# Reptile kernel rootkit details

https://github.com/f0rb1dd3n/Reptile

## Environment

- Linux kernel 2.6.x/3.x/4.x
- x86 (`sys_call_table` search method is x86-only)

## Persistency

Boot-time module loading using OS-specific startup files:
 - /etc/modules
 - /etc/rc.modules

## Detection evasion

Rootkit is trying to evade from detection by:
 - hiding of own files
 - hiding of kernel module by unlinking from `module_list`
 - tampering contents of startup files while reading

## Management interface

Implemented via `kill(2)` by hooking `sys_call_table[__NR_kill]` entry. Supported commands are:
 - hiding/unhiding processes
 - hiding/unhiding rootkit's module
 - enabling/disabling of tampering file content function
 - gaining root priveleges to calling process

## Altering system (library) behaviour

Hooking of system calls by patching syscall-handlers in `sys_call_table[]`.

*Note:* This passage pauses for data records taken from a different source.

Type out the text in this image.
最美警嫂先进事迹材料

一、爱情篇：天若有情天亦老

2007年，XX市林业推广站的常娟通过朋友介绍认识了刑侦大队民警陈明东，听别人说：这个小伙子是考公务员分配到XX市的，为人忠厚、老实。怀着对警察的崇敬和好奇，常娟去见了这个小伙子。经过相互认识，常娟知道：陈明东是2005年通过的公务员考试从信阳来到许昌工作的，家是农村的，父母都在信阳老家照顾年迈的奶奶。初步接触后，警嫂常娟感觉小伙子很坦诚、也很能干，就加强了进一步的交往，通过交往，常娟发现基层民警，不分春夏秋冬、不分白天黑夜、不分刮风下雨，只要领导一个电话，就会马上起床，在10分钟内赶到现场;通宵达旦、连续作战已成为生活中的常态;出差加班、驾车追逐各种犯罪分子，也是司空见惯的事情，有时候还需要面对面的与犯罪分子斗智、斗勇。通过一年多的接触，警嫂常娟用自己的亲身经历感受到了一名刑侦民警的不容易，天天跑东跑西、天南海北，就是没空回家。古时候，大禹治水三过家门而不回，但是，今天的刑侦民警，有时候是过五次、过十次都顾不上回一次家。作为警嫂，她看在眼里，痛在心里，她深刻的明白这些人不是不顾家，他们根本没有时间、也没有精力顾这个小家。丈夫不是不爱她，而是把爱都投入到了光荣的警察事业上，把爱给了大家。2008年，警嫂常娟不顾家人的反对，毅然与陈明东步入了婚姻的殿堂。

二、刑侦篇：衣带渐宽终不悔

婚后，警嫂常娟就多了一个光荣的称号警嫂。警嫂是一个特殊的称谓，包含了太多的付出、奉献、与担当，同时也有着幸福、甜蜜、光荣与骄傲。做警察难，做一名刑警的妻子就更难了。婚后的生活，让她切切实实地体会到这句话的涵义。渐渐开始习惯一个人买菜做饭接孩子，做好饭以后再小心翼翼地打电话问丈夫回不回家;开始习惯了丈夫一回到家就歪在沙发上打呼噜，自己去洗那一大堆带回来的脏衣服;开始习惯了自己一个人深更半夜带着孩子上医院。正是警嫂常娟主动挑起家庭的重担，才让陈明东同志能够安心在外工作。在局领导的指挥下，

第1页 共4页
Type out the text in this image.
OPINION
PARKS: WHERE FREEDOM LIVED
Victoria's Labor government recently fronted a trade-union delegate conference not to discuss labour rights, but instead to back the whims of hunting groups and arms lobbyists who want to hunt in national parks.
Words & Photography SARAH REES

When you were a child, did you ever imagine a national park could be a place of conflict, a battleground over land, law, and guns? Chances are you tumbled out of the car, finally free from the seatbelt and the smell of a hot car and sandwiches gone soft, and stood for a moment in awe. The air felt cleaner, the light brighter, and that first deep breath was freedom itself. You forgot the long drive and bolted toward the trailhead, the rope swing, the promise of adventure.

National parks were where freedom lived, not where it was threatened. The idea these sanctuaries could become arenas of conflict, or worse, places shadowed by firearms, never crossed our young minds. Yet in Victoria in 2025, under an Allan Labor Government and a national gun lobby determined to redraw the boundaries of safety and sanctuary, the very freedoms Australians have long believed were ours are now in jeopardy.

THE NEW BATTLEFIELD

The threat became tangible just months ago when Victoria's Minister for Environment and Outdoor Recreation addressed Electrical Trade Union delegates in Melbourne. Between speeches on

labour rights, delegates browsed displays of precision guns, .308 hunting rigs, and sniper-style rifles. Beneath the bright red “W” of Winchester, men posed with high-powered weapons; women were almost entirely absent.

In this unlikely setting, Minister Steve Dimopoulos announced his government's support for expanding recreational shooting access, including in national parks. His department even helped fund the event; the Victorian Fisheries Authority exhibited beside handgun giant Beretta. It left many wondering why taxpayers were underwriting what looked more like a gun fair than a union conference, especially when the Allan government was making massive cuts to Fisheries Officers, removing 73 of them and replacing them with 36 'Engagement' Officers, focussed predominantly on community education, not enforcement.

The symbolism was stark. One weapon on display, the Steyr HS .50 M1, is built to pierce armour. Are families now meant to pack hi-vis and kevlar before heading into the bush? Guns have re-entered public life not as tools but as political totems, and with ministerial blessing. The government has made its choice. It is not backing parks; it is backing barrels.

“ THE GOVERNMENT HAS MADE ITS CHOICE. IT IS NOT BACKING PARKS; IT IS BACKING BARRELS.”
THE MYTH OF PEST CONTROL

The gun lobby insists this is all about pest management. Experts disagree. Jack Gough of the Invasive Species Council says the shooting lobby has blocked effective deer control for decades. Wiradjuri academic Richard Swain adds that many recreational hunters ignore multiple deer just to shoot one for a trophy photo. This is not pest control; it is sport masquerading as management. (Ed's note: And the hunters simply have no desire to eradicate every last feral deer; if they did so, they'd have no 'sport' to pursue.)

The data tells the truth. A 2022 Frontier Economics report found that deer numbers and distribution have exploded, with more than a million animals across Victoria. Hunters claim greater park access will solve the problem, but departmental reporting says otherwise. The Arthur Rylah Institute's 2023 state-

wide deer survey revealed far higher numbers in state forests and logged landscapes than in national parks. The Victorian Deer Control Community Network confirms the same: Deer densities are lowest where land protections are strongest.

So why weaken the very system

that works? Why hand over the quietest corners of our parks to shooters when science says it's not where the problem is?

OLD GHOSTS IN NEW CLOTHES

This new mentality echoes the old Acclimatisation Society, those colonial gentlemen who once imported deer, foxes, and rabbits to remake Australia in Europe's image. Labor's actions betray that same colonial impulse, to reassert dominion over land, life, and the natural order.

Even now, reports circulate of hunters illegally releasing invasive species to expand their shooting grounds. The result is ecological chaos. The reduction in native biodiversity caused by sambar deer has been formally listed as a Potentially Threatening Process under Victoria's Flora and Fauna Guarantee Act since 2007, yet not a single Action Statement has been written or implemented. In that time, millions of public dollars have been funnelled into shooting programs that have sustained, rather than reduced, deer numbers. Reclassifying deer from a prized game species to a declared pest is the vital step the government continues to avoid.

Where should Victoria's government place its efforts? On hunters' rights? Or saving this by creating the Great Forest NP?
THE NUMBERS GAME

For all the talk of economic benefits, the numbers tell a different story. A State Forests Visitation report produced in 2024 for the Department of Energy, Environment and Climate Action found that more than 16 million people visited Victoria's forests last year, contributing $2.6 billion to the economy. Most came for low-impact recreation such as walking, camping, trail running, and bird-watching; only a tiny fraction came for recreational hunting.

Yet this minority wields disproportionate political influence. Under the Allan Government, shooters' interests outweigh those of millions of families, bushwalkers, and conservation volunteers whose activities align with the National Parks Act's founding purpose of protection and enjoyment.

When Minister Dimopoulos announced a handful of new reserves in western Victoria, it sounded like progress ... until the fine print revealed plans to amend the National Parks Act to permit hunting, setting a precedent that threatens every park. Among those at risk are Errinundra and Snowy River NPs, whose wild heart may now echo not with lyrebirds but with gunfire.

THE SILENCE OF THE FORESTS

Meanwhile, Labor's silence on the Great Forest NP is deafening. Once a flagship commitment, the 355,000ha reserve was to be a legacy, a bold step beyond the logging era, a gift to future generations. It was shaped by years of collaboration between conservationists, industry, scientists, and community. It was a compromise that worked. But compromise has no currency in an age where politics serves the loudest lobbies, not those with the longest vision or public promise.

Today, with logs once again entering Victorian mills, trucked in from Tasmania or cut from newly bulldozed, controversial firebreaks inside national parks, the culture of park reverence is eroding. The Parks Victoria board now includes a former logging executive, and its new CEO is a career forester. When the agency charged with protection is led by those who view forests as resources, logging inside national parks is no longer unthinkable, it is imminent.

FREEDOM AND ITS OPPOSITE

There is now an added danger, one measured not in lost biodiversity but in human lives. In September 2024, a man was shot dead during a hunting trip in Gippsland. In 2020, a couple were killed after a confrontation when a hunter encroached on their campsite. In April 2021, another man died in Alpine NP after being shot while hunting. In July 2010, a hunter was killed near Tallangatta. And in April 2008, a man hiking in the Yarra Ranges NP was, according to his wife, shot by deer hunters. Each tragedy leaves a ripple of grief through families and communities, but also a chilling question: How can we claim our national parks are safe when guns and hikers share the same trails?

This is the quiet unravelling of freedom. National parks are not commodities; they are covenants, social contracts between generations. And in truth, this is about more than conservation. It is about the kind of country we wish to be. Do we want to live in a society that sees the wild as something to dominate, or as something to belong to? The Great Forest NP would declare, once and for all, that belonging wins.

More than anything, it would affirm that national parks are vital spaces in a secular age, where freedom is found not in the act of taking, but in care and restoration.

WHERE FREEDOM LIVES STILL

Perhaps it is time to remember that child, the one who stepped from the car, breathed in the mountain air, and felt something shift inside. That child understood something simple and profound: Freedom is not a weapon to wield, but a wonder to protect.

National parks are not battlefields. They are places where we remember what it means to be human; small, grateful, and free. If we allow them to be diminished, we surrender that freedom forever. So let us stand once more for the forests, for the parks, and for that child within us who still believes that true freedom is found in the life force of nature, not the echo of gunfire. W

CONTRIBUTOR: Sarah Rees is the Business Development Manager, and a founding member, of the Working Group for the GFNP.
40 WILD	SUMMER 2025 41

To write to read-only page `CR0/WP` technique used (x86-only).

## Hiding (tampering) of file contents

Filtering of file content while reading by hooking:
 - `sys_call_table[__NR_read]`.

## Hiding of files and directories

Filtering of directory entries by hoocking:
 - `sys_call_table[__NR_getdents]`, `sys_call_table[__NR_getdents64]`

## Hiding of processes and process trees

Filtering PID-like numeric entries while listing `/proc`.

Hidden tasks are marked using `task->flags \| 0x10000000`.

Not able to hide all threads and children of hidden (parent) process.